Lloyd's Maritime and Commercial Law Quarterly
Fitting English maritime jurisdiction into Europe—or vice versa?
David Jackson 1
The critical issues are whether in the light of developments over the last 30 years: (i) the English principle of the dependence of jurisdiction on the fleeting and largely irrelevant connection of service of a claim form is defensible or desirable where a case has a foreign element
—there are almost no connections in statute or rule between service and jurisdiction and the process suffers from inherent uncertainty, first, because of the “appropriate forum” principle and, secondly, amendments to the Civil Procedure Rules relating to service; and (ii) the co-existence of that approach and that of the diametrically opposed approach of the Brussels Convention is defensible or desirable in which neither the appropriate forum nor service of a claim form has jurisdictional significance of any importance. The contention is that the principles of the Brussels regime show the way forward, both because of the approach and their likely expansion.
THE ISSUES
There is and has been almost no discussion of the traditional foundation stone of the jurisdiction of English courts as regards cases with a foreign element, i.e., service of a claim form. Outside the Brussels or Lugano Conventions it remains the foundation today but qualified as regards the exercise of jurisdiction by judicial discretion. Within the Conventions neither service nor discretion has much, if any, jurisdictional significance. So we enjoy (or endure) two diametrically opposed jurisdiction regimes.

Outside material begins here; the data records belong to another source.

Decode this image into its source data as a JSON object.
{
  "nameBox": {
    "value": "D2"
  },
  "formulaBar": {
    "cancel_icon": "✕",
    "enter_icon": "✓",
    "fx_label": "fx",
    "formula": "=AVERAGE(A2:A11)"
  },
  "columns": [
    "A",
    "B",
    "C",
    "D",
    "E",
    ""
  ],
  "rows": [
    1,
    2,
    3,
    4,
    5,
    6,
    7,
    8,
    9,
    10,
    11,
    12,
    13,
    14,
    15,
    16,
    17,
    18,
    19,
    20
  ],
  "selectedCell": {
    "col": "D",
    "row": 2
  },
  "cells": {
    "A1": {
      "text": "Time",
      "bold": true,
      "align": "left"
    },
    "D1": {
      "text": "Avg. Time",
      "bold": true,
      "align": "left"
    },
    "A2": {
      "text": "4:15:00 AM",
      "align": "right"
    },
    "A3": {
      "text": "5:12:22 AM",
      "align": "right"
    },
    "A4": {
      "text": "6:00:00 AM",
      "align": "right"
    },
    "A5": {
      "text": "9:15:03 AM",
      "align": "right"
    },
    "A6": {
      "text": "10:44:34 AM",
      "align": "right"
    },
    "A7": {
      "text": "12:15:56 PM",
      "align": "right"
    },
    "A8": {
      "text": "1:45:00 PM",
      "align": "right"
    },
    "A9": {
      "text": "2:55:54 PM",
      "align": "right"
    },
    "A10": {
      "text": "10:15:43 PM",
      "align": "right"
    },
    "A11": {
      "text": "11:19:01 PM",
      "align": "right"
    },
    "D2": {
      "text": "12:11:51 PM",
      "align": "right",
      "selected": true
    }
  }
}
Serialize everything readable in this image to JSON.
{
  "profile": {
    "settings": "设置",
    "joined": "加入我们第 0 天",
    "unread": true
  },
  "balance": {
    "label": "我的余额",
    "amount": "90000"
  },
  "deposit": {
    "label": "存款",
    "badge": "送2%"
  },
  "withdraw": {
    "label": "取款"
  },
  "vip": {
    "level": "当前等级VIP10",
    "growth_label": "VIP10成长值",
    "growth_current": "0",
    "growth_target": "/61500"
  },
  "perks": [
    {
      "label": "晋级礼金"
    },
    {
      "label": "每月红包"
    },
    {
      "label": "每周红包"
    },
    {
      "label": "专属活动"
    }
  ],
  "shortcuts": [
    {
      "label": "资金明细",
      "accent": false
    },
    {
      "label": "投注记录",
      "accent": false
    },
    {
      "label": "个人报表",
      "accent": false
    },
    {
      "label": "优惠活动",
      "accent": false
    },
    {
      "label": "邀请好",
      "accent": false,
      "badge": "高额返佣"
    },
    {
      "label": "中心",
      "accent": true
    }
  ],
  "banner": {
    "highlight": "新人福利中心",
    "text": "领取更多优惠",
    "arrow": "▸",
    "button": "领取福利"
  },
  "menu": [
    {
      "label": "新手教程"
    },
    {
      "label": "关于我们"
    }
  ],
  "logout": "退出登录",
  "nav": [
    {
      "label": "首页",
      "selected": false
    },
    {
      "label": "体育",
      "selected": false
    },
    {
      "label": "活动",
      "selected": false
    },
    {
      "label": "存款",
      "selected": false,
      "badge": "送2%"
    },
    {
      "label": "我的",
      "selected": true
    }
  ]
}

The issues for discussion are:
- (i) is service of a claim form desirable or even defensible today as a jurisdictional ground?
- (ii) is the existence of two diametrically opposed regimes (inside and outside the Convention) desirable or defensible?
- (iii) Can the more recently accepted (and almost identical) Brussels and Lugano regimes2 teach us anything about the justifiability of retaining the traditional approach, particularly as to the predictability of jurisdiction?
1. Emeritus Professor of Law, University of Southampton. The article is based on the 18th Donald O’May Lecture of the Institute of Maritime Law, University of Southampton, given at the Baltic Exchange on 23 November 2000.
2. Implemented through the Civil Jurisdiction and Judgments Acts 1982, 1991 as amended, with the current text of the Brussels Convention being set out in SI 1990/2591 (as from 1 January 2001 in SI 2000/1824) and that of the Lugano Convention in Sched. 3C of the 1982 Act (inserted by the 1991 Act) as amended by SI 2000/1824.